1/5/50 - New Year's Resolution BY-WAYS - 1/5/50 - New Year's Resolution

To hold - above all else - our friendships dear;
To strengthen the resolves of yesteryear. ****

Happy New Year, my friends!

This is not an idle wish - sounding brass or tinkling cymbal - but a wish straight from the heart. "A happy child is a good child." And we are but children grown. This is Christmas Eve - in the morning. I have discovered that, if I am ever to get any writing done in this busy household, it will have to be during the wakeful hours from 4 a.m. 'til it's time to get up. Then I am very sleepy. Oh, the perversity of human nature! Right now I am sick of all Persians, all Jamaicans (including the preacher) and every human being that is brought up with the idea that somebody else should do the work. Isn't that a dreadful way to talk about your guest? Well, they are not my guests. Four years ago Virgil, Jr. brought home from Ohio State a boy from Peru. We were so charmed with "Louie" that we felt we had much to learn from people of Latin America. I am sure it is true of Iran and the West Indies, represented in our household this Christmas vacation. Certainly no humans could be more charming and delightful than these men from Jamaica. But they are so used to having servants wait on them and pick up after them. Of course I won't play the latter role - but I get so rebellious at having to train them to wait on themselves. As for our visitor from Iran, he is very gracious and gentlemanly. But he sits around all day, mooning because no one has time to show him our city. (Our boys are working). Well, he has his own car (and a beauty). Why doesn't he explore by himself? You see, I just don't understand these "furriners."
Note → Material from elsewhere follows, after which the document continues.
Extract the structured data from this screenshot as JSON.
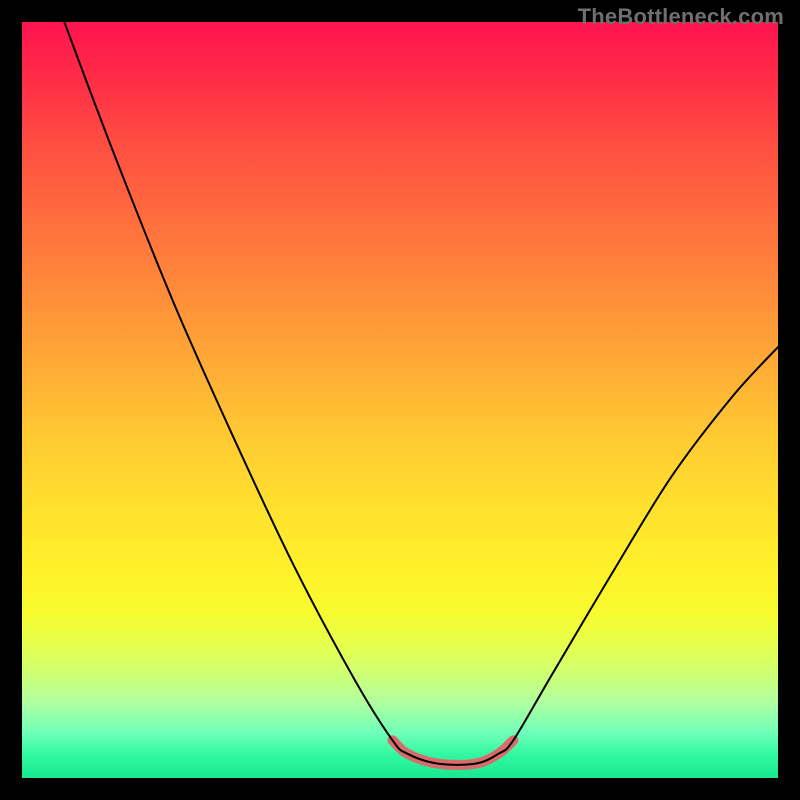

Now that I have all my gripe off my chest, let me turn to a happier theme - which is the Spirit of Christmas, exemplified in your lovely cards and messages. You cannot know what they mean to me. I am so glad that you are enjoying the letters and stories about the Saltsburg of long ago. Of special joy and interest was the "inside note" from Frances Martin Thornton, my beloved pupil of 33 years ago, whose grandfather was a contemporary of J.C. Moore's. Great were the tales that this grandfather would tell - of the old canal days, the early railroad, and the "drovers" bringing their herds of cattle, to be shipped to "far-away Pittsburgh." Of course it always warms the very cockles of my heart to hear from my beloved pupils of so long ago. In my first letter to my home town paper after I moved to Cleveland I wrote, ."..in my own heart I have adopted those children for life." And it's true. I rejoice over their successes - and long to hear how others have made out. I hear that one of my Nowrytown boys - so full of promise 35 years ago - has slipped downhill. It troubles me deeply., I wish I could reach him. Well - as I read over the first part of this letter, I think I've slipped quite a bit myself the last year or two - and will have to start climbing again in the New Year.

A better, richer, climbinger New Year to you all.

Most Sincerely,
Florence B. Taylor
2907 Hampshire Rd.,
Cleveland Hts. 18, O.

P.S. You will be glad to know that Sister Margery is out of the woods, but she will be in the hospital 'til about New Year's.